In higher bit samples, signed is also available. But not in 8-bit.

I’m more confused about this that I was when I started. It seems that what I’m doing works, but it’s wrong.
I tried detecting 127 as silence, but that resulted in distortion.
My above implementation is also not good enough, if multiple sounds are playing, the first ones the code adds will be quieter than the later ones as their volume will be adjusted more than once.

Because 127 can and will be used as a valid instant signal value, like any value of the range could be. You can’t use a single, instant value as a way to detect silence!

Silence = a whole, uninterrupted succession of the same value (like 127, but could actually be anything).

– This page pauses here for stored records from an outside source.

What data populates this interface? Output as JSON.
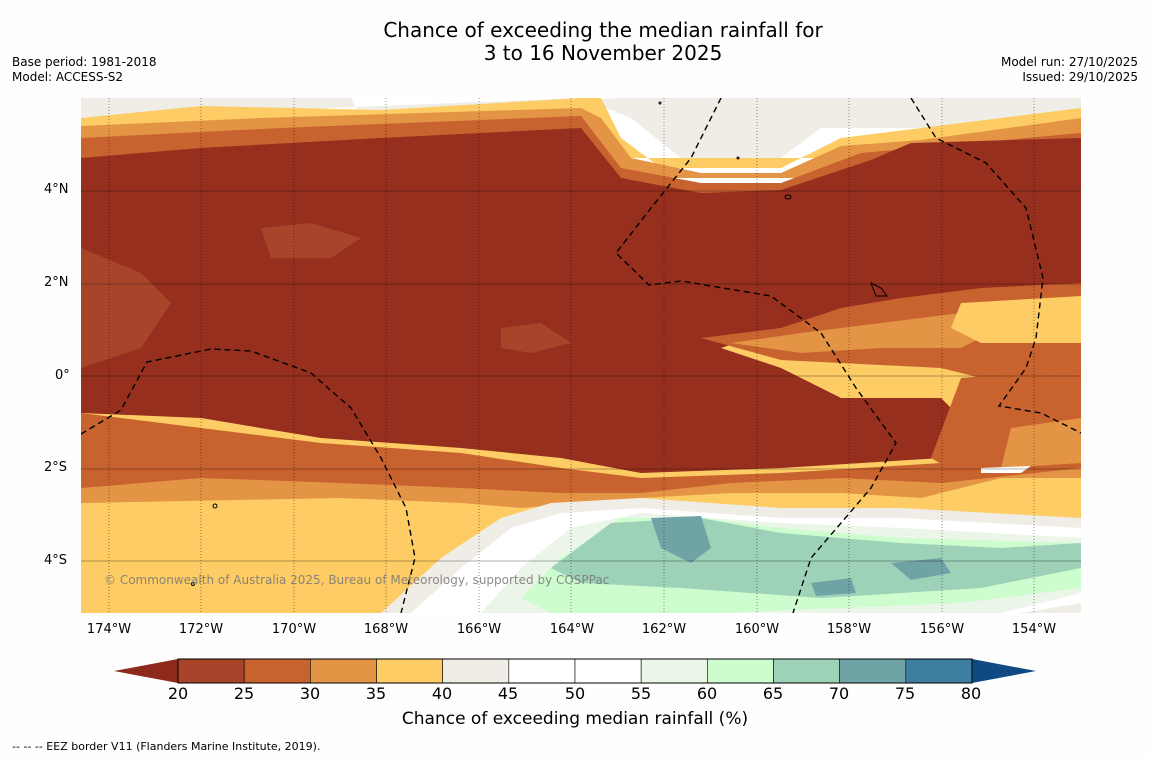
{
  "title": {
    "line1": "Chance of exceeding the median rainfall for",
    "line2": "3 to 16 November 2025"
  },
  "meta": {
    "base_period": "Base period: 1981-2018",
    "model": "Model: ACCESS-S2",
    "model_run": "Model run: 27/10/2025",
    "issued": "Issued: 29/10/2025"
  },
  "map": {
    "copyright": "© Commonwealth of Australia 2025, Bureau of Meteorology, supported by COSPPac",
    "lat_labels": [
      "4°N",
      "2°N",
      "0°",
      "2°S",
      "4°S"
    ],
    "lon_labels": [
      "174°W",
      "172°W",
      "170°W",
      "168°W",
      "166°W",
      "164°W",
      "162°W",
      "160°W",
      "158°W",
      "156°W",
      "154°W"
    ]
  },
  "colorbar": {
    "ticks": [
      "20",
      "25",
      "30",
      "35",
      "40",
      "45",
      "50",
      "55",
      "60",
      "65",
      "70",
      "75",
      "80"
    ],
    "label": "Chance of exceeding median rainfall (%)",
    "colors": {
      "under": "#8e2a1b",
      "c20_25": "#a8442a",
      "c25_30": "#c8622f",
      "c30_35": "#e39445",
      "c35_40": "#fdcc64",
      "c40_45": "#f0ede6",
      "c45_50": "#ffffff",
      "c50_55": "#ffffff",
      "c55_60": "#ebf5e8",
      "c60_65": "#cdfcce",
      "c65_70": "#9dd2b9",
      "c70_75": "#6fa3a6",
      "c75_80": "#3e7ea0",
      "over": "#0f4a85"
    }
  },
  "footnote": "--  --  -- EEZ border V11 (Flanders Marine Institute, 2019)."
}
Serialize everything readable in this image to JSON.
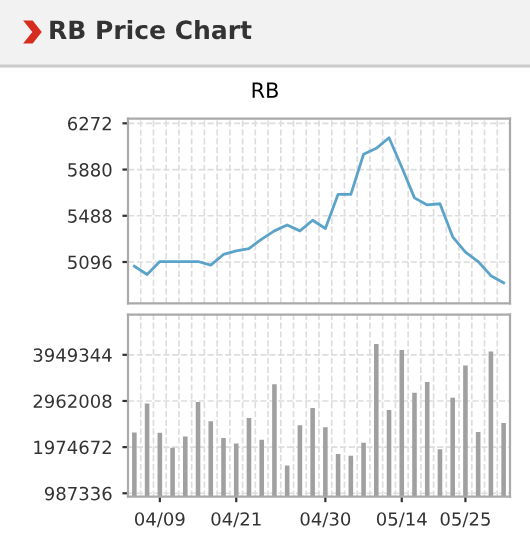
{
  "chart_data": [
    {
      "type": "line",
      "title": "RB Price Chart",
      "subtitle": "RB",
      "categories": [
        null,
        null,
        null,
        null,
        null,
        null,
        null,
        null,
        null,
        null,
        null,
        null,
        null,
        null,
        null,
        null,
        null,
        null,
        null,
        null,
        null,
        null,
        null,
        null,
        null,
        null,
        null,
        null,
        null,
        null
      ],
      "series": [
        {
          "color": "#5ba3c9",
          "values": [
            5060,
            4990,
            5100,
            5100,
            5100,
            5100,
            5070,
            5160,
            5190,
            5210,
            5290,
            5360,
            5410,
            5360,
            5450,
            5380,
            5670,
            5670,
            6010,
            6060,
            6150,
            5900,
            5640,
            5580,
            5590,
            5310,
            5180,
            5100,
            4980,
            4920
          ]
        }
      ],
      "ylim": [
        4745,
        6312
      ],
      "yticks": [
        5096,
        5488,
        5880,
        6272
      ],
      "grid": true,
      "marker": "none",
      "tick_labels": "y"
    },
    {
      "type": "bar",
      "categories": [
        null,
        null,
        "04/09",
        null,
        null,
        null,
        null,
        null,
        "04/21",
        null,
        null,
        null,
        null,
        null,
        null,
        "04/30",
        null,
        null,
        null,
        null,
        null,
        "05/14",
        null,
        null,
        null,
        null,
        "05/25",
        null,
        null,
        null
      ],
      "series": [
        {
          "color": "#a0a0a0",
          "values": [
            2290000,
            2910000,
            2280000,
            1960000,
            2200000,
            2940000,
            2530000,
            2170000,
            2050000,
            2600000,
            2130000,
            3320000,
            1580000,
            2440000,
            2810000,
            2400000,
            1830000,
            1790000,
            2070000,
            4180000,
            2770000,
            4050000,
            3140000,
            3370000,
            1930000,
            3030000,
            3720000,
            2300000,
            4020000,
            2490000
          ]
        }
      ],
      "ylim": [
        916000,
        4810000
      ],
      "yticks": [
        987336,
        1974672,
        2962008,
        3949344
      ],
      "grid": true
    }
  ]
}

That makes things more complex of course. You might want to take the problem from another point of view - isn’t it silence when you play nothing?

Additionally, detecting the same value only twice isn’t a valid option either. That could happen frequently as well, because of how signals work. It’s especially true with low resolution output like 8bit one is.

If you really want to detect perfect silence, you have to calculate the lowest frequency that can be heard AND outputted by the pokitto.
Let’s say it’s 100hz: you’d have to check for 10ms (1/100 hz) of output for silence.
If no variation happens in those 10ms, then you won’t have any sound coming out.
What does it imply thought? Well you have to retain those 10ms somewhere in memory. At a sampling rate of 8Kb/s - 1KB/s, that means you’ll have to retain the last 10 bytes and check on them on a regular basis. At 16Kb/s, it’ll be 20 bytes, and so on. If you want to have a lower cut frequency, that’ll be more bytes too.